TAIPEI (CNA) — President Tsai Ing-wen (蔡英文) on Jan. 5 called on all political parties in Taiwan to reject the “one country, two systems” formula devised by China and forget about the “1992 consensus.” In a press conference with foreign media in Taipei, Tsai said she hoped all the political parties in Taiwan would send a clear message to China, based on the wishes of the Taiwan people.
“Do not mention the ‘1992 consensus’ again since that phrase has been defined by China as the ‘one country, two systems’ mechanism, which has left no flexibility for interpretation,” Tsai said.
“By emphasizing ‘one China’ and ‘one country, two systems’, particularly in the context of the so-called ‘1992 consensus,’ China has made clear their political intentions towards Taiwan and their steps for unification,” she said.
Tsai said that as a democracy, Taiwan’s cross-strait interaction must follow the wishes and oversight of its people. “Therefore, any discussions must be between governments that are representative of the people of both sides,” Tsai told the 47 foreign correspondents from the United States, Japan, Europe and elsewhere, at the news conference at the Presidential Office.
On Wednesday, Chinese President Xi Jinping (習近平) said a speech commemorating the 40th anniversary of the “Message to Compatriots in Taiwan” that China must be reunified.
He said China is willing to talk with any party in Taiwan to push forward the political process as long as the party accepts the “one China principle.” However, “we make no promise to renounce the use of force and reserve the option of taking all necessary means” to serve that end, while China continues to seek “peaceful reunification,” Xi said.
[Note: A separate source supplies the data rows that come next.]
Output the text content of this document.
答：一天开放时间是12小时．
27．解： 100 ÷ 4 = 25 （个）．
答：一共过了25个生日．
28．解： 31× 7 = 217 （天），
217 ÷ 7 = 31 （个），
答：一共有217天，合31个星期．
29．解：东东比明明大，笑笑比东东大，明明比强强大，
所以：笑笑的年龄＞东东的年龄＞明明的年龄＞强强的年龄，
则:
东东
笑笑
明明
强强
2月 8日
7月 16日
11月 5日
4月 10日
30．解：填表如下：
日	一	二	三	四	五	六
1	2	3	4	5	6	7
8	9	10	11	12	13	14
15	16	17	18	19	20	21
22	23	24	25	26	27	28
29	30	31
In his speech, he defined the “1992 consensus” as “the two sides of the strait belonging to one China, and working together to seek the unification of the nation” and said the one country, two systems formula is the best approach to achieving reunification.
The “1992 consensus” refers to a verbal agreement reached in 1992 between the then Kuomintang (KMT) government of Taiwan and Chinese communist officials. The agreement has been consistently interpreted by the KMT to mean that both sides of the Taiwan Strait acknowledge there is only “one China,” with each side free to interpret what “China” means.
However, Beijing has never publicly voiced support for the second part of the KMT interpretation. Tsai said Xi has been trying to skirt the democratic process by calling for talks with individual political parties instead of with the Taiwan government, which is elected by the people of Taiwan.
“China’s plan to engage in political consultation with the political parties instead of the democratically elected government of Taiwan is a continuation of its deliberate campaign to undermine and subvert our democratic process and create division in our society,” Tsai said.
She called on the international community to stand with Taiwan in the face of the threats from China. If the international community does not help and support Taiwan, she said, the country will become another victim of China’s pressure.
China should pay closer attention to issues that affect the lives of the Taiwan people, Tsai said, adding that for example, China should be working with Taiwan and other countries in the region to help combat African swine fever (ASF).
Authorities in Taiwan have deep concerns that the current outbreak of ASF in China could spread to Taiwan and Kinmen, which is only about 2 kilometers east of the mainland Chinese city of Xiamen.
Tsai also called for the World Organization for Animal Health (OIE) to coordinate the efforts in the region to prevent the spread of ASF, saying Taiwan has good experience in disease prevention and is willing to make a contribution.